En occidente sabemos vagamente que Do es una palabra que se encuentra en unas cuantas artes japonesas... Ju Do, Karate Do, Ken Do, Aiki Do, Sho Do... Do significa camino, vía. Proviene del chino: Tao.
Añadir el sufijo Do a un arte, significa que en este arte se busca el perfeccionamiento por una búsqueda del Do, es decir, por el autoperfeccionamiento. Pero este Do no se practica. El Do es la manera, el espíritu utilizado en la ejecución de este arte, y este espíritu, esta vía, sería la expresión del pensamiento Zen.
El espíritu del Zen no tiene nada que ver con las técnicas que constituyen la práctica de las artes consideradas, pero se expresa a través de la práctica del arte.

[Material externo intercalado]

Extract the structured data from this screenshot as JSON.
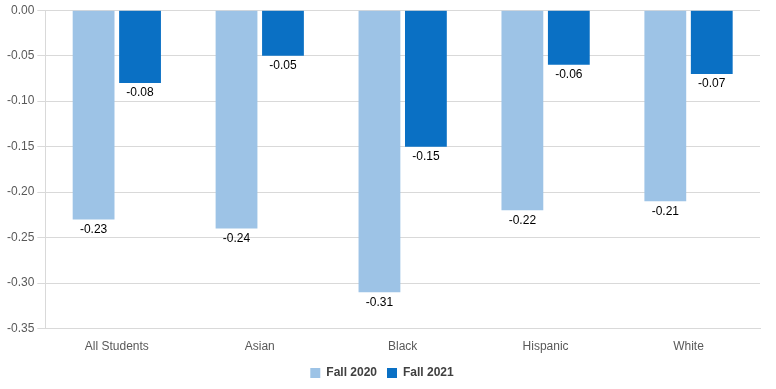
{
  "chart_data": {
    "type": "bar",
    "categories": [
      "All Students",
      "Asian",
      "Black",
      "Hispanic",
      "White"
    ],
    "series": [
      {
        "name": "Fall 2020",
        "color": "#9dc3e6",
        "values": [
          -0.23,
          -0.24,
          -0.31,
          -0.22,
          -0.21
        ]
      },
      {
        "name": "Fall 2021",
        "color": "#0a70c4",
        "values": [
          -0.08,
          -0.05,
          -0.15,
          -0.06,
          -0.07
        ]
      }
    ],
    "ylim": [
      -0.35,
      0
    ],
    "yticks": [
      {
        "value": 0,
        "label": "0.00"
      },
      -0.05,
      {
        "value": -0.1,
        "label": "-0.10"
      },
      -0.15,
      {
        "value": -0.2,
        "label": "-0.20"
      },
      -0.25,
      {
        "value": -0.3,
        "label": "-0.30"
      },
      -0.35
    ],
    "grid": true,
    "legend": "bottom",
    "data_labels": true
  }
}
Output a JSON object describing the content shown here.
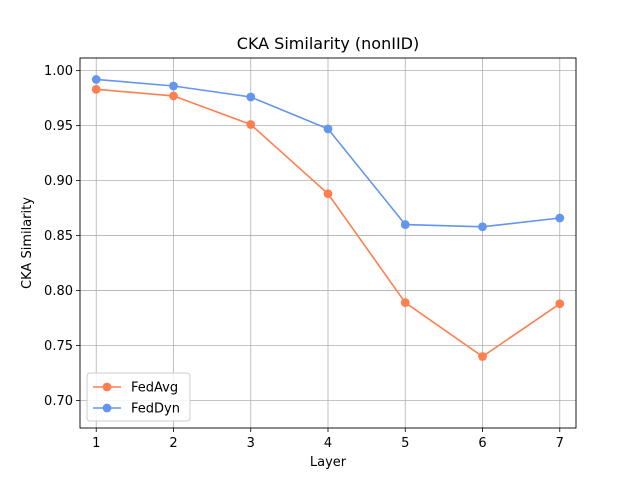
{
  "chart_data": {
    "type": "line",
    "title": "CKA Similarity (nonIID)",
    "xlabel": "Layer",
    "ylabel": "CKA Similarity",
    "x": [
      1,
      2,
      3,
      4,
      5,
      6,
      7
    ],
    "xlim": [
      0.79,
      7.21
    ],
    "ylim": [
      0.675,
      1.0115
    ],
    "xticks": [
      "1",
      "2",
      "3",
      "4",
      "5",
      "6",
      "7"
    ],
    "yticks": [
      "0.70",
      "0.75",
      "0.80",
      "0.85",
      "0.90",
      "0.95",
      "1.00"
    ],
    "grid": true,
    "legend_position": "lower-left",
    "series": [
      {
        "name": "FedAvg",
        "color": "#ff7f50",
        "values": [
          0.983,
          0.977,
          0.951,
          0.888,
          0.789,
          0.74,
          0.788
        ]
      },
      {
        "name": "FedDyn",
        "color": "#6495ed",
        "values": [
          0.992,
          0.986,
          0.976,
          0.947,
          0.86,
          0.858,
          0.866
        ]
      }
    ]
  }
}
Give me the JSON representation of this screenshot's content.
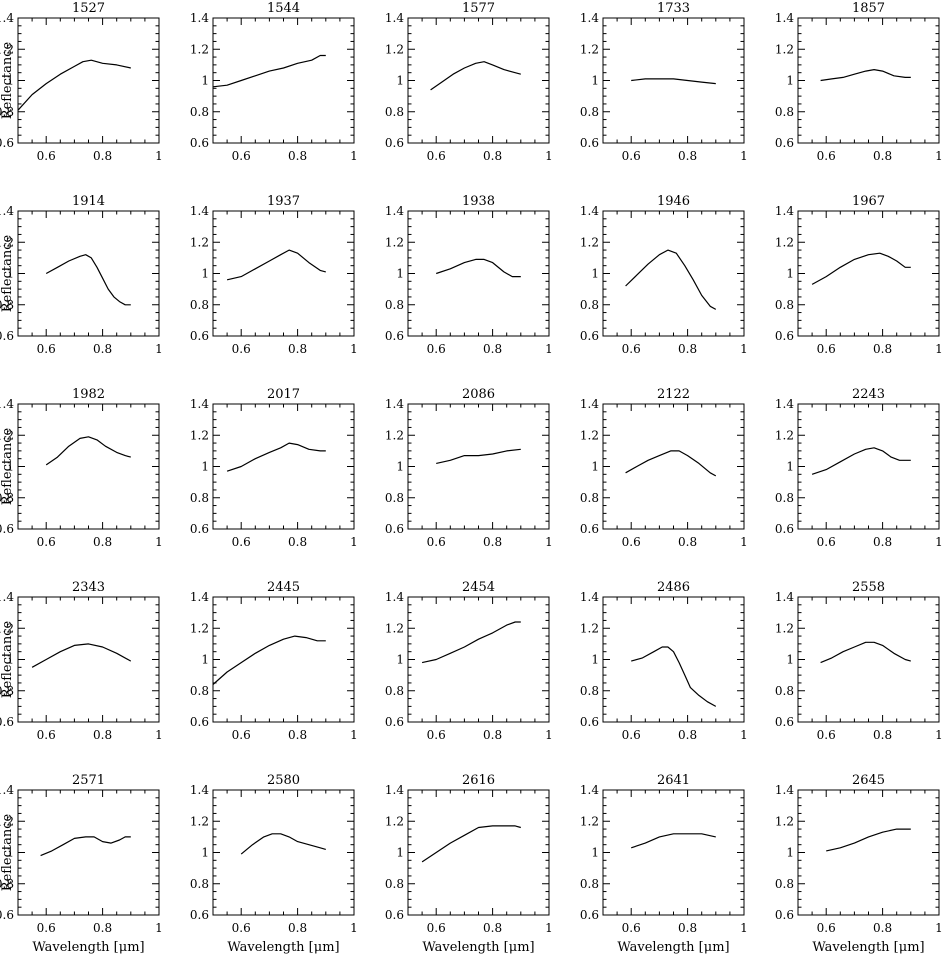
{
  "chart_data": {
    "type": "line",
    "layout": {
      "rows": 5,
      "cols": 5
    },
    "xlabel": "Wavelength [μm]",
    "ylabel": "Reflectance",
    "xlim": [
      0.5,
      1.0
    ],
    "ylim": [
      0.6,
      1.4
    ],
    "xticks": [
      0.6,
      0.8,
      1.0
    ],
    "xtick_labels": [
      "0.6",
      "0.8",
      "1"
    ],
    "yticks": [
      0.6,
      0.8,
      1.0,
      1.2,
      1.4
    ],
    "ytick_labels": [
      "0.6",
      "0.8",
      "1",
      "1.2",
      "1.4"
    ],
    "panels": [
      {
        "title": "1527",
        "x": [
          0.5,
          0.55,
          0.6,
          0.65,
          0.7,
          0.73,
          0.76,
          0.8,
          0.85,
          0.9
        ],
        "y": [
          0.81,
          0.91,
          0.98,
          1.04,
          1.09,
          1.12,
          1.13,
          1.11,
          1.1,
          1.08
        ]
      },
      {
        "title": "1544",
        "x": [
          0.5,
          0.55,
          0.6,
          0.65,
          0.7,
          0.75,
          0.8,
          0.85,
          0.88,
          0.9
        ],
        "y": [
          0.96,
          0.97,
          1.0,
          1.03,
          1.06,
          1.08,
          1.11,
          1.13,
          1.16,
          1.16
        ]
      },
      {
        "title": "1577",
        "x": [
          0.58,
          0.62,
          0.66,
          0.7,
          0.74,
          0.77,
          0.8,
          0.84,
          0.88,
          0.9
        ],
        "y": [
          0.94,
          0.99,
          1.04,
          1.08,
          1.11,
          1.12,
          1.1,
          1.07,
          1.05,
          1.04
        ]
      },
      {
        "title": "1733",
        "x": [
          0.6,
          0.65,
          0.7,
          0.75,
          0.8,
          0.85,
          0.9
        ],
        "y": [
          1.0,
          1.01,
          1.01,
          1.01,
          1.0,
          0.99,
          0.98
        ]
      },
      {
        "title": "1857",
        "x": [
          0.58,
          0.62,
          0.66,
          0.7,
          0.74,
          0.77,
          0.8,
          0.84,
          0.88,
          0.9
        ],
        "y": [
          1.0,
          1.01,
          1.02,
          1.04,
          1.06,
          1.07,
          1.06,
          1.03,
          1.02,
          1.02
        ]
      },
      {
        "title": "1914",
        "x": [
          0.6,
          0.64,
          0.68,
          0.72,
          0.74,
          0.76,
          0.78,
          0.8,
          0.82,
          0.84,
          0.86,
          0.88,
          0.9
        ],
        "y": [
          1.0,
          1.04,
          1.08,
          1.11,
          1.12,
          1.1,
          1.04,
          0.97,
          0.9,
          0.85,
          0.82,
          0.8,
          0.8
        ]
      },
      {
        "title": "1937",
        "x": [
          0.55,
          0.6,
          0.65,
          0.7,
          0.74,
          0.77,
          0.8,
          0.84,
          0.88,
          0.9
        ],
        "y": [
          0.96,
          0.98,
          1.03,
          1.08,
          1.12,
          1.15,
          1.13,
          1.07,
          1.02,
          1.01
        ]
      },
      {
        "title": "1938",
        "x": [
          0.6,
          0.65,
          0.7,
          0.74,
          0.77,
          0.8,
          0.84,
          0.87,
          0.9
        ],
        "y": [
          1.0,
          1.03,
          1.07,
          1.09,
          1.09,
          1.07,
          1.01,
          0.98,
          0.98
        ]
      },
      {
        "title": "1946",
        "x": [
          0.58,
          0.62,
          0.66,
          0.7,
          0.73,
          0.76,
          0.79,
          0.82,
          0.85,
          0.88,
          0.9
        ],
        "y": [
          0.92,
          0.99,
          1.06,
          1.12,
          1.15,
          1.13,
          1.05,
          0.96,
          0.86,
          0.79,
          0.77
        ]
      },
      {
        "title": "1967",
        "x": [
          0.55,
          0.6,
          0.65,
          0.7,
          0.75,
          0.79,
          0.82,
          0.85,
          0.88,
          0.9
        ],
        "y": [
          0.93,
          0.98,
          1.04,
          1.09,
          1.12,
          1.13,
          1.11,
          1.08,
          1.04,
          1.04
        ]
      },
      {
        "title": "1982",
        "x": [
          0.6,
          0.64,
          0.68,
          0.72,
          0.75,
          0.78,
          0.81,
          0.85,
          0.88,
          0.9
        ],
        "y": [
          1.01,
          1.06,
          1.13,
          1.18,
          1.19,
          1.17,
          1.13,
          1.09,
          1.07,
          1.06
        ]
      },
      {
        "title": "2017",
        "x": [
          0.55,
          0.6,
          0.65,
          0.7,
          0.74,
          0.77,
          0.8,
          0.84,
          0.88,
          0.9
        ],
        "y": [
          0.97,
          1.0,
          1.05,
          1.09,
          1.12,
          1.15,
          1.14,
          1.11,
          1.1,
          1.1
        ]
      },
      {
        "title": "2086",
        "x": [
          0.6,
          0.65,
          0.7,
          0.75,
          0.8,
          0.85,
          0.9
        ],
        "y": [
          1.02,
          1.04,
          1.07,
          1.07,
          1.08,
          1.1,
          1.11
        ]
      },
      {
        "title": "2122",
        "x": [
          0.58,
          0.62,
          0.66,
          0.7,
          0.74,
          0.77,
          0.8,
          0.84,
          0.88,
          0.9
        ],
        "y": [
          0.96,
          1.0,
          1.04,
          1.07,
          1.1,
          1.1,
          1.07,
          1.02,
          0.96,
          0.94
        ]
      },
      {
        "title": "2243",
        "x": [
          0.55,
          0.6,
          0.65,
          0.7,
          0.74,
          0.77,
          0.8,
          0.83,
          0.86,
          0.9
        ],
        "y": [
          0.95,
          0.98,
          1.03,
          1.08,
          1.11,
          1.12,
          1.1,
          1.06,
          1.04,
          1.04
        ]
      },
      {
        "title": "2343",
        "x": [
          0.55,
          0.6,
          0.65,
          0.7,
          0.75,
          0.8,
          0.85,
          0.9
        ],
        "y": [
          0.95,
          1.0,
          1.05,
          1.09,
          1.1,
          1.08,
          1.04,
          0.99
        ]
      },
      {
        "title": "2445",
        "x": [
          0.5,
          0.55,
          0.6,
          0.65,
          0.7,
          0.75,
          0.79,
          0.83,
          0.87,
          0.9
        ],
        "y": [
          0.84,
          0.92,
          0.98,
          1.04,
          1.09,
          1.13,
          1.15,
          1.14,
          1.12,
          1.12
        ]
      },
      {
        "title": "2454",
        "x": [
          0.55,
          0.6,
          0.65,
          0.7,
          0.75,
          0.8,
          0.85,
          0.88,
          0.9
        ],
        "y": [
          0.98,
          1.0,
          1.04,
          1.08,
          1.13,
          1.17,
          1.22,
          1.24,
          1.24
        ]
      },
      {
        "title": "2486",
        "x": [
          0.6,
          0.64,
          0.68,
          0.71,
          0.73,
          0.75,
          0.77,
          0.79,
          0.81,
          0.84,
          0.87,
          0.9
        ],
        "y": [
          0.99,
          1.01,
          1.05,
          1.08,
          1.08,
          1.05,
          0.98,
          0.9,
          0.82,
          0.77,
          0.73,
          0.7
        ]
      },
      {
        "title": "2558",
        "x": [
          0.58,
          0.62,
          0.66,
          0.7,
          0.74,
          0.77,
          0.8,
          0.84,
          0.88,
          0.9
        ],
        "y": [
          0.98,
          1.01,
          1.05,
          1.08,
          1.11,
          1.11,
          1.09,
          1.04,
          1.0,
          0.99
        ]
      },
      {
        "title": "2571",
        "x": [
          0.58,
          0.62,
          0.66,
          0.7,
          0.74,
          0.77,
          0.8,
          0.83,
          0.86,
          0.88,
          0.9
        ],
        "y": [
          0.98,
          1.01,
          1.05,
          1.09,
          1.1,
          1.1,
          1.07,
          1.06,
          1.08,
          1.1,
          1.1
        ]
      },
      {
        "title": "2580",
        "x": [
          0.6,
          0.64,
          0.68,
          0.71,
          0.74,
          0.77,
          0.8,
          0.84,
          0.88,
          0.9
        ],
        "y": [
          0.99,
          1.05,
          1.1,
          1.12,
          1.12,
          1.1,
          1.07,
          1.05,
          1.03,
          1.02
        ]
      },
      {
        "title": "2616",
        "x": [
          0.55,
          0.6,
          0.65,
          0.7,
          0.75,
          0.8,
          0.85,
          0.88,
          0.9
        ],
        "y": [
          0.94,
          1.0,
          1.06,
          1.11,
          1.16,
          1.17,
          1.17,
          1.17,
          1.16
        ]
      },
      {
        "title": "2641",
        "x": [
          0.6,
          0.65,
          0.7,
          0.75,
          0.8,
          0.85,
          0.9
        ],
        "y": [
          1.03,
          1.06,
          1.1,
          1.12,
          1.12,
          1.12,
          1.1
        ]
      },
      {
        "title": "2645",
        "x": [
          0.6,
          0.65,
          0.7,
          0.75,
          0.8,
          0.85,
          0.9
        ],
        "y": [
          1.01,
          1.03,
          1.06,
          1.1,
          1.13,
          1.15,
          1.15
        ]
      }
    ]
  }
}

El espíritu del Zen se caracteriza por un estado de concentración mental. ¿Pero que concentración? El pasado se alejó de nosotros, el futuro aún no ha llegado. Estamos en un ahora constante. Hacia donde nos desplacemos estaremos nosotros aquí. Todo lugar es aquí para nosotros.
Aquí y ahora. Tan solo lo que estamos haciendo en el mismo momento tiene realidad y por tanto importancia. Por lo mismo que no podemos estar fuera del aquí y del ahora, esto tiene que atraer toda nuestra atención, tenemos que ser perfectamente conscientes de lo que ocurre aquí y ahora y concentrar toda nuestra atención en ello.
Cuando se capta esta idea, desaparecen las diferencias entre cosas importantes y cosas insignificantes: todo tiene el mismo valor.
Ante cualquier obra Zen o expresión del Zen, el occidental se encuentra totalmente perdido, no entiende prácticamente nada; y peor aún cuando piensa haber entendido, entonces se equivoca verdaderamente. El problema reside en las formas de la expresión. Una obra occidental por lo general está dirigida a la inteligencia o a los sentimientos del espectador. El artista Zen se dirige a la intuición y a la sensibilidad.
Hitoshi Oshima, en su libro sobre el pensamiento japonés, luego de una recorrida sobre sus ires y venires, concluye dando una preferencia a la mentalidad mítica como base de la tradición de Japón. Concluye diciendo que la historia del pensamiento japonés es inconcebible sin tener en cuenta la persistencia de la mentalidad mítica del pueblo japonés. Es un tipo de pensamiento que no crea filosofías trascendentales como la tradición India, China o Europea, al dificultar por su propia característica la distinción entre lo teórico y lo práctico, lo ideal y lo sensorial. Concluye su ilustrativo libro diciendo que tiene la fuerte impresión de que un poeta como Matsuo Basho puede expresar mejor que cualquier filósofo de su nación lo esencial del pensamiento japonés.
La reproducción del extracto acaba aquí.